Макс сжал руль так, что костяшки побелели. Глубоко вздохнул и сказал:
— Уважаемый…
— Жюбо, — подсказал Манада.
— Уважаемый Жюбо, вы действительно можете вправить моей жене нос?
— Я проводил такую операцию не меньше тысячи раз.
— А больно не будет?
— Будет, но не очень.
— Вы не могли…
— Ладно, повернись.
Жюбо наклонился, посмотрел на нос, а потом зажал его ладонями с двух сторон. Глаза Даши перестали видеть, она отметила, что от пальцев несет краской и гнилью, а еще они словно каменные — тяжелые и холодные. Мороз распространился по коже, заполз в переносицу, на секунду захотелось чихнуть…. Даша уже хотела сказать, чтобы Жюбо предупредил, когда начнет, но раздался хруст, легкая резкая боль и она увидела свет.

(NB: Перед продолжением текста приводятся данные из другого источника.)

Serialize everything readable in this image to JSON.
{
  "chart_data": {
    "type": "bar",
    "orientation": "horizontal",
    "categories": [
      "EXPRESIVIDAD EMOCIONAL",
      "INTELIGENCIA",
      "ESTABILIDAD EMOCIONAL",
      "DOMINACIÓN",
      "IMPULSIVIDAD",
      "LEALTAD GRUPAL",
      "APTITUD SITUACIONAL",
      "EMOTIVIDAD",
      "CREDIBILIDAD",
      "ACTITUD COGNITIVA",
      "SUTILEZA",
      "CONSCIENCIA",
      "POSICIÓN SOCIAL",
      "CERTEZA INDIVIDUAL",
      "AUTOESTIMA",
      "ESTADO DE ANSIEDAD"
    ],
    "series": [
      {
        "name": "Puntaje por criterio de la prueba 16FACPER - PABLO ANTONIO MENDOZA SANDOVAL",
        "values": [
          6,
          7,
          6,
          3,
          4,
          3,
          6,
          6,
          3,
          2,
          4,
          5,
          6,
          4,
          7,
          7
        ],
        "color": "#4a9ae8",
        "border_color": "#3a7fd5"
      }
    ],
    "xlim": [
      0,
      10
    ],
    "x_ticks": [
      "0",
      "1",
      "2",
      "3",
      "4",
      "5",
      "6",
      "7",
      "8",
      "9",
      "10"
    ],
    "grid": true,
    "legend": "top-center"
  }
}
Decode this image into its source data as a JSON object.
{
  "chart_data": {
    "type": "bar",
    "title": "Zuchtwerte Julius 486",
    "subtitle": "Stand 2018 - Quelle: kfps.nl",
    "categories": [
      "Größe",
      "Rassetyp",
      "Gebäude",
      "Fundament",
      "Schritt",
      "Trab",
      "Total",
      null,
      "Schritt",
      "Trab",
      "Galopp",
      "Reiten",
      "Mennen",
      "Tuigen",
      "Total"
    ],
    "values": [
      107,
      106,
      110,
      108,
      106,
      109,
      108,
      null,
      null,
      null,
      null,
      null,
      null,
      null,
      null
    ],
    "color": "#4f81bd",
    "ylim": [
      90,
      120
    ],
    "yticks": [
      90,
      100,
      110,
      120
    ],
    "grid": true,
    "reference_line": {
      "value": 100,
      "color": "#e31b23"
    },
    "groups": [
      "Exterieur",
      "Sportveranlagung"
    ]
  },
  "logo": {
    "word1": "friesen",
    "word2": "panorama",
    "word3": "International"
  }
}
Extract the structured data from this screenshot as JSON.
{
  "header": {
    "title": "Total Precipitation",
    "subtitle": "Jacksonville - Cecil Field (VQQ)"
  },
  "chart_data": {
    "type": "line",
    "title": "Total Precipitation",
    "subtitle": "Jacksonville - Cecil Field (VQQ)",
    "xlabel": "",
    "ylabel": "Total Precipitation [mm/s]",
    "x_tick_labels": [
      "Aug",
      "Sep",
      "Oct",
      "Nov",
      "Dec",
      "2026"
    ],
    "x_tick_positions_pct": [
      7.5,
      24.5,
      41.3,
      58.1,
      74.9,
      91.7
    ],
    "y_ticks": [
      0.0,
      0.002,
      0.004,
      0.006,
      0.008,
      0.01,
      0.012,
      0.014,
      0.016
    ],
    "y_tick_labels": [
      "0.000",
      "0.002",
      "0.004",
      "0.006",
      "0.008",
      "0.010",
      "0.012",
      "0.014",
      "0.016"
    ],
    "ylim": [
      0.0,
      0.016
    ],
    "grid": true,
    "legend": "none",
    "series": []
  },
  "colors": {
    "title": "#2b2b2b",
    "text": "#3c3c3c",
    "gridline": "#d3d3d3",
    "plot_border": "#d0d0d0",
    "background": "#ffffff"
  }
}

— Ну, вот и все, — сказал Жюбо.
— Спасибо.
На этом общение замялось. Даша и Макс вспомнили, что они вообще-то заложники и что в Маныче убили трех милиционеров. Жюбо все еще обдумывал о чем их расспросить, а Манада… Признаюсь честно, Манада ни о чем не думала. Не то чтобы ее голова опустела от мыслей, но к размышлениям, мозговые процессы никак не относились. Мертвая вспоминала. Второй удар ее колокола раздвинул мысли о настоящем, унося в прошлое…
Снаружи пейзаж стремительно летел, вырывая из подкорки образы один за другим. Кое-где усеянные теплицами, длинные зеленые поля обращались в бескрайние желтые покровы ржи. Уродливые поливательные машины изменялись, трансформировались в старые телеги, запряженные быками. Вокруг них носились смеющиеся дети. Телега везла сено, а может зерно, сейчас уже и не вспомнишь… Ад оставляет клеймо не только в душе, но и в памяти. И как порой трудно вернуть свое…
Она поехала к сестре — та жила неподалеку, всего в пяти лигах к югу. Сестру звали Ревада. Писаная красавица и редкая правдолюбка. Зачем же она поехала к ней? Может взять закваску для молока, или просто посудачить? К сожалению, и это стерлось. Если жизнь течет вперед, от события к событию, воспоминания Манады прокручивались в обратном направлении. Телега ехала взад, дети неестественно размахивали руками. Среди них еще нет ее дочери, она появится только через год. Муж уехал отбывать оброк в соседний город, а сразу после свадьбы у них ничего не получилось. Девушке предстояло три месяца провести в одиночестве, только что познав радость близости. Это раздражало, но Манада терпела. Пока не поехала к сестре.
Воспоминания прибежали к прощанию с сестрой. Ее взгляд… Есть ли в нем осуждение? Возможно. Маленькая капля не то досады, не то… зависти? Тогда Манаде казалось, что именно зависти. Солнце уходило за горизонт, мрачный потолок церкви Гоябы. Молодой священник. Безумное тело, удовольствие…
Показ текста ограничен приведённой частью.